Growing up my family had a storage room in the basement. It
was large, dark, cold, and creepy. When I was younger and my mother would send
me down to get something I would run as fast as I could to retrieve the item
and then back up again with a little shiver at the top step. As I got older I
developed some organization skills and was sent down to the creepy storage room
to organize. There were random things we rarely used, holiday decorations, old
keepsakes, and jars and jars of food. My mother canned. She canned pickles,
beets, salsa, jams, syrups, peaches, pears, apple pie filling, her secret chili
sauce, and I’m sure other things. I started to take notice of all the hard work
and the beauty of each jar. When my older sisters would come home on the weekends
from college I was protective of the canned goods. They would sneak down to
take a coveted jar of raspberries or peach syrup. We all knew how wonderful
each jar was and how much work went into each batch prepared. We all had spent
our summers together with my parents, dad outside picking and pruning, and mom
inside cutting and canning. My parents were teaching us in more than one way.
We were being taught to be self-reliant and to work together in unity.

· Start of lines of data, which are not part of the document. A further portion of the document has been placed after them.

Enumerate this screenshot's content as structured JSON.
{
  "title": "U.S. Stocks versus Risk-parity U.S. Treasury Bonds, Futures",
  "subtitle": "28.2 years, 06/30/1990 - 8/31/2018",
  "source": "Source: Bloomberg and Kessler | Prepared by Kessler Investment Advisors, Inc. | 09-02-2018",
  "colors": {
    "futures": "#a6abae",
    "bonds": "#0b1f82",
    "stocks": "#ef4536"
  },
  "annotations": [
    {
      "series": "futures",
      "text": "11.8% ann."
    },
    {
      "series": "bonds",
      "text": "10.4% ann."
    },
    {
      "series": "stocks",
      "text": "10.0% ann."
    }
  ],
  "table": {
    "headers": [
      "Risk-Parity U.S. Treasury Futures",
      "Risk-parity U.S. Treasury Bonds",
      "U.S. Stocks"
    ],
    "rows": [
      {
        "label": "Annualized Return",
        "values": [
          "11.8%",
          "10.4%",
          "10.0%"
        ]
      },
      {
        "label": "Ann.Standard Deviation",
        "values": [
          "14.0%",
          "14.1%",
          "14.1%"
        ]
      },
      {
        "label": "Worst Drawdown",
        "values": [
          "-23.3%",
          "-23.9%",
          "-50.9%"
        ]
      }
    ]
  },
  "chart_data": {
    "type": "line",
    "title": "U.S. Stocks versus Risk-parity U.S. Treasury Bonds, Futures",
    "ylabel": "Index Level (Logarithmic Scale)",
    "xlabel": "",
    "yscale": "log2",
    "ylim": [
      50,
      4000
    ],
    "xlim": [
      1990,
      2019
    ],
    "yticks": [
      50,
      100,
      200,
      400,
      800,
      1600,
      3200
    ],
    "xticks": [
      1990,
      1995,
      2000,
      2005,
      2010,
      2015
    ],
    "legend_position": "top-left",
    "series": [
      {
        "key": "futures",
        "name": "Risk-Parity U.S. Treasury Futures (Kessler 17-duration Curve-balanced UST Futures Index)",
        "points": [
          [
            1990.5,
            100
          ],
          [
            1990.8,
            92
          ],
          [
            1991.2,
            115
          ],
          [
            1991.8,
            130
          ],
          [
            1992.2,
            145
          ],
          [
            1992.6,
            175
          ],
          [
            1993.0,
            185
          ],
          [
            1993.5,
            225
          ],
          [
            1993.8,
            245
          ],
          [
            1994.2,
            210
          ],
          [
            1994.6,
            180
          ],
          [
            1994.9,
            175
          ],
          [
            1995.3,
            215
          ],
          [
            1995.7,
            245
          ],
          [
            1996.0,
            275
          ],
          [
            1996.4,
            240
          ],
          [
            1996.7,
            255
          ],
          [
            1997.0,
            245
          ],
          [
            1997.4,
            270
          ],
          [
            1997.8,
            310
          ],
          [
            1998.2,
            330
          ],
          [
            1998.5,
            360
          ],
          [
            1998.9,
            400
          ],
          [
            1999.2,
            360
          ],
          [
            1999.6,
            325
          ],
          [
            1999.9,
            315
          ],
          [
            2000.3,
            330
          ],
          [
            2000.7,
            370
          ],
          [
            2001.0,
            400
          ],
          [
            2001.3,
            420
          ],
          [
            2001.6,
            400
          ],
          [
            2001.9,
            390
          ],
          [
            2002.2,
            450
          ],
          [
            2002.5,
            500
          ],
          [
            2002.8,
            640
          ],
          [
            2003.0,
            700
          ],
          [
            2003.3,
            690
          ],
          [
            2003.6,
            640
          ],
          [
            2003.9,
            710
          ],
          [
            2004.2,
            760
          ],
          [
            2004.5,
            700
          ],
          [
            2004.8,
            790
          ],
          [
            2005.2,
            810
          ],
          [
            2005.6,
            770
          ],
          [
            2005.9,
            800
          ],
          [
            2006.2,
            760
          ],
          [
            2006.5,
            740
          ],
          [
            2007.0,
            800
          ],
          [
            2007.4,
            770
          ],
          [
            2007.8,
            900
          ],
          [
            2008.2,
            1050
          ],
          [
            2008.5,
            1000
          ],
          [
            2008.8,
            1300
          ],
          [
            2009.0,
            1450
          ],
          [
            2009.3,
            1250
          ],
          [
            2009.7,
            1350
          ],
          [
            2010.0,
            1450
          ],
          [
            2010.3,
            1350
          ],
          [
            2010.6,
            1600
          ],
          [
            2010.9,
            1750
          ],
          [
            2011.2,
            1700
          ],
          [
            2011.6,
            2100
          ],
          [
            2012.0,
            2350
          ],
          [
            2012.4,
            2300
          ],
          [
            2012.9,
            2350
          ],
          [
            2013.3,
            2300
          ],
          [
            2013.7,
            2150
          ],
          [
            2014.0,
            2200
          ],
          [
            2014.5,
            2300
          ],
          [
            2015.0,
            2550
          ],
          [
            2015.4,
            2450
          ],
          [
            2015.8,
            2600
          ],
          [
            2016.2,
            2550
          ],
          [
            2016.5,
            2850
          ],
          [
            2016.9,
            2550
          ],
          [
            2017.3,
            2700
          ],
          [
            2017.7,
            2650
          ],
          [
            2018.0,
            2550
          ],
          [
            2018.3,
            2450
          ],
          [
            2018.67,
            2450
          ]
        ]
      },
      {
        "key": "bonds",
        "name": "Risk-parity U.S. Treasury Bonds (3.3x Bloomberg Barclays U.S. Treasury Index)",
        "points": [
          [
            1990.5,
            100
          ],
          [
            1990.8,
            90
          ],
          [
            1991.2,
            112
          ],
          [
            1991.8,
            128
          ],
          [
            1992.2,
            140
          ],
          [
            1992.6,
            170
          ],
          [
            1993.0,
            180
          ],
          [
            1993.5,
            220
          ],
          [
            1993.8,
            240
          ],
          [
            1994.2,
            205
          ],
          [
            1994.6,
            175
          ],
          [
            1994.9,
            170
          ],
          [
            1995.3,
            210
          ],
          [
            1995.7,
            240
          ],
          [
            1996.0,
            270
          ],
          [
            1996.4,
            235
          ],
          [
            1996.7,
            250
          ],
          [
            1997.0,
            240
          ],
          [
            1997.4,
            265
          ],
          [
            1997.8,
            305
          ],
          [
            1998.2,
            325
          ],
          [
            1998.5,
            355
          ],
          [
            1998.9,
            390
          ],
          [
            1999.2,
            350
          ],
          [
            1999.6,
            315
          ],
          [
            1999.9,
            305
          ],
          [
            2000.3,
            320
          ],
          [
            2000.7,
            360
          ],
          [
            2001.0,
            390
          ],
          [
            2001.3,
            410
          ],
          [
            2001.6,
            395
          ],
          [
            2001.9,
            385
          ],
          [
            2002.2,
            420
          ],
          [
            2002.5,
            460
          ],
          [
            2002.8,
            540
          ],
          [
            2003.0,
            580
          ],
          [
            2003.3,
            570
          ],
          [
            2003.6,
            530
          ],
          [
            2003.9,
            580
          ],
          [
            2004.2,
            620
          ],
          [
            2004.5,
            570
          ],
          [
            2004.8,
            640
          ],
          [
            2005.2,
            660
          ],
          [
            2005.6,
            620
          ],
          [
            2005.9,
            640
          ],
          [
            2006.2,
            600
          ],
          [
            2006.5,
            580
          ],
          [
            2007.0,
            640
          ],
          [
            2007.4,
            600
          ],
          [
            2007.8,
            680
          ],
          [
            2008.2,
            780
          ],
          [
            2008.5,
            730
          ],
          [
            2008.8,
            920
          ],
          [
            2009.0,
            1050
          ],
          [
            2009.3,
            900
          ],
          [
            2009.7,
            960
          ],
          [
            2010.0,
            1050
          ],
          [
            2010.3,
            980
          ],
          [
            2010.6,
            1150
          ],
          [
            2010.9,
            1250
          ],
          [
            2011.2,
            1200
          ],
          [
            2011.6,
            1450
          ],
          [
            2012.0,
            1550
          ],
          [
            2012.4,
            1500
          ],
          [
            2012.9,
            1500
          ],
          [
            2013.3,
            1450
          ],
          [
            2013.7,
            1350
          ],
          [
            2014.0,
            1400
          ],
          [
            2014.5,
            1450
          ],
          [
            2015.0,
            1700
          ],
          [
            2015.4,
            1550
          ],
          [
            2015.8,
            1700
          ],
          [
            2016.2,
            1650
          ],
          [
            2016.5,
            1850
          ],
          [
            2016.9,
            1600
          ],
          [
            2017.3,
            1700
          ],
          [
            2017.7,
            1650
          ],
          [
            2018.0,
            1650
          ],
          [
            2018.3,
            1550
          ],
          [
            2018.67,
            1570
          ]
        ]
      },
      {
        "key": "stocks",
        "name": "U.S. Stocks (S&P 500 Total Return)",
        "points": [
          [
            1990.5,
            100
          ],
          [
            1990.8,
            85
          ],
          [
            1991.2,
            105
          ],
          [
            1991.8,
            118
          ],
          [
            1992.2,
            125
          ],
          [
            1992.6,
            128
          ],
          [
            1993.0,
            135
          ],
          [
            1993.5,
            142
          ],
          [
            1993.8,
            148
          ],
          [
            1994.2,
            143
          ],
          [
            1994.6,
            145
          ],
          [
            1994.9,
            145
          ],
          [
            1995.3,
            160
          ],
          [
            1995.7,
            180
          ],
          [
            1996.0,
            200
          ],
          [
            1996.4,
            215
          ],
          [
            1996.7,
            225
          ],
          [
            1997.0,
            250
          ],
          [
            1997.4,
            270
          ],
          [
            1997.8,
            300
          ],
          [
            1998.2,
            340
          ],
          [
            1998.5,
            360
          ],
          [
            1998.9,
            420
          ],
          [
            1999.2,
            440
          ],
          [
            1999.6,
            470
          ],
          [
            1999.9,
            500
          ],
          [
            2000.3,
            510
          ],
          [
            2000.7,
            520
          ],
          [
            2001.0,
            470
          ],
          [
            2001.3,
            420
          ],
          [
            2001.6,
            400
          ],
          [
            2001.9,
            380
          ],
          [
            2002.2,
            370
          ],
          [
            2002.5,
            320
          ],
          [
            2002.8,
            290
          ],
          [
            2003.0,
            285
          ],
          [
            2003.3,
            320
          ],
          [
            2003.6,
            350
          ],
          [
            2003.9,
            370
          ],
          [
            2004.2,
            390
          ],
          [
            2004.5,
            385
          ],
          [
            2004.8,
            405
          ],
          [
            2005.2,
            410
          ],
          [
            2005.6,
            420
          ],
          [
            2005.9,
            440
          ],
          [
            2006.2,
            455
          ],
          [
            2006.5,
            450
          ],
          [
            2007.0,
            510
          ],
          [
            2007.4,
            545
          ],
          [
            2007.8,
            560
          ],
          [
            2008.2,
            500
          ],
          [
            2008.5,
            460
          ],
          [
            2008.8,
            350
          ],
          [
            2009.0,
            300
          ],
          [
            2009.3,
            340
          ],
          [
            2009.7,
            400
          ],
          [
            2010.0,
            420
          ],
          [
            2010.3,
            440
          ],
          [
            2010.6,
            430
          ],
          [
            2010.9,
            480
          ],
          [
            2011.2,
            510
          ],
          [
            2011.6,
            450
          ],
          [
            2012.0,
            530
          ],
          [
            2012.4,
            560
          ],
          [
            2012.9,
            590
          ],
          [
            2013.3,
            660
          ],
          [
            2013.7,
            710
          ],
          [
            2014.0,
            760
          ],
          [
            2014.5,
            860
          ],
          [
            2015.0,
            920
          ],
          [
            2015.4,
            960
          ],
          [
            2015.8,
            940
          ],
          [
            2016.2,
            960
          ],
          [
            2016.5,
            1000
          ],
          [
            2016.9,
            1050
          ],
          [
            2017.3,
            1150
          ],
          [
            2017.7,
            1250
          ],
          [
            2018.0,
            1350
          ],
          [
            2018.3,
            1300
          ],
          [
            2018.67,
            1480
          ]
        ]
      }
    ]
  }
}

It seems as time goes on the power of unity is being
forgotten. Kids stay home more often and they seek activities that include just
them. Many in the world today have taken the importance of being self-reliant
and turned it into just self. Focusing just on the individual can be viewed as
brave, and relying on others as weak. There are plenty of times when we need to
complete a task, assignment, or goal all on our own, but teaching the power of
unity can help strengthen relationships. I want to teach my children the good
that can come from learning to work together. Sorting out problems and working
on hard things, even if just to prepare you for the next hard thing. When we are in a family we are unified. When
we are in a marriage we are unified. When we work on those relationships we can
build better communities and cities.
I know as a wife and a mother I often show I am run down and
tired. I worry that I am not showing how much I value the unity I have in my
marriage and in my family. I hope as I continue as a mother I will be able to
strengthen the desire in my children to have families of their own. I hope they strive to have families
that will work together and fight for their most important relationships. We are facing challenging
times and the family is being transformed and lessened in its value. I feel we must express deeply to our children
and loved ones that the family is what helps create unity. My families canning jars represent being
self-reliant, but they also represent unity.
(my wonderful parents, aren't they fun!)
“Many of the social restraints which
in the past have helped to reinforce and to shore up the family are dissolving
and disappearing. The time will come when only those who believe deeply and
actively in the family will be able to preserve their families in the midst of
the gathering evil around us.”
-
Spencer W. Kimball, Ensign, Nov. 1980, 4.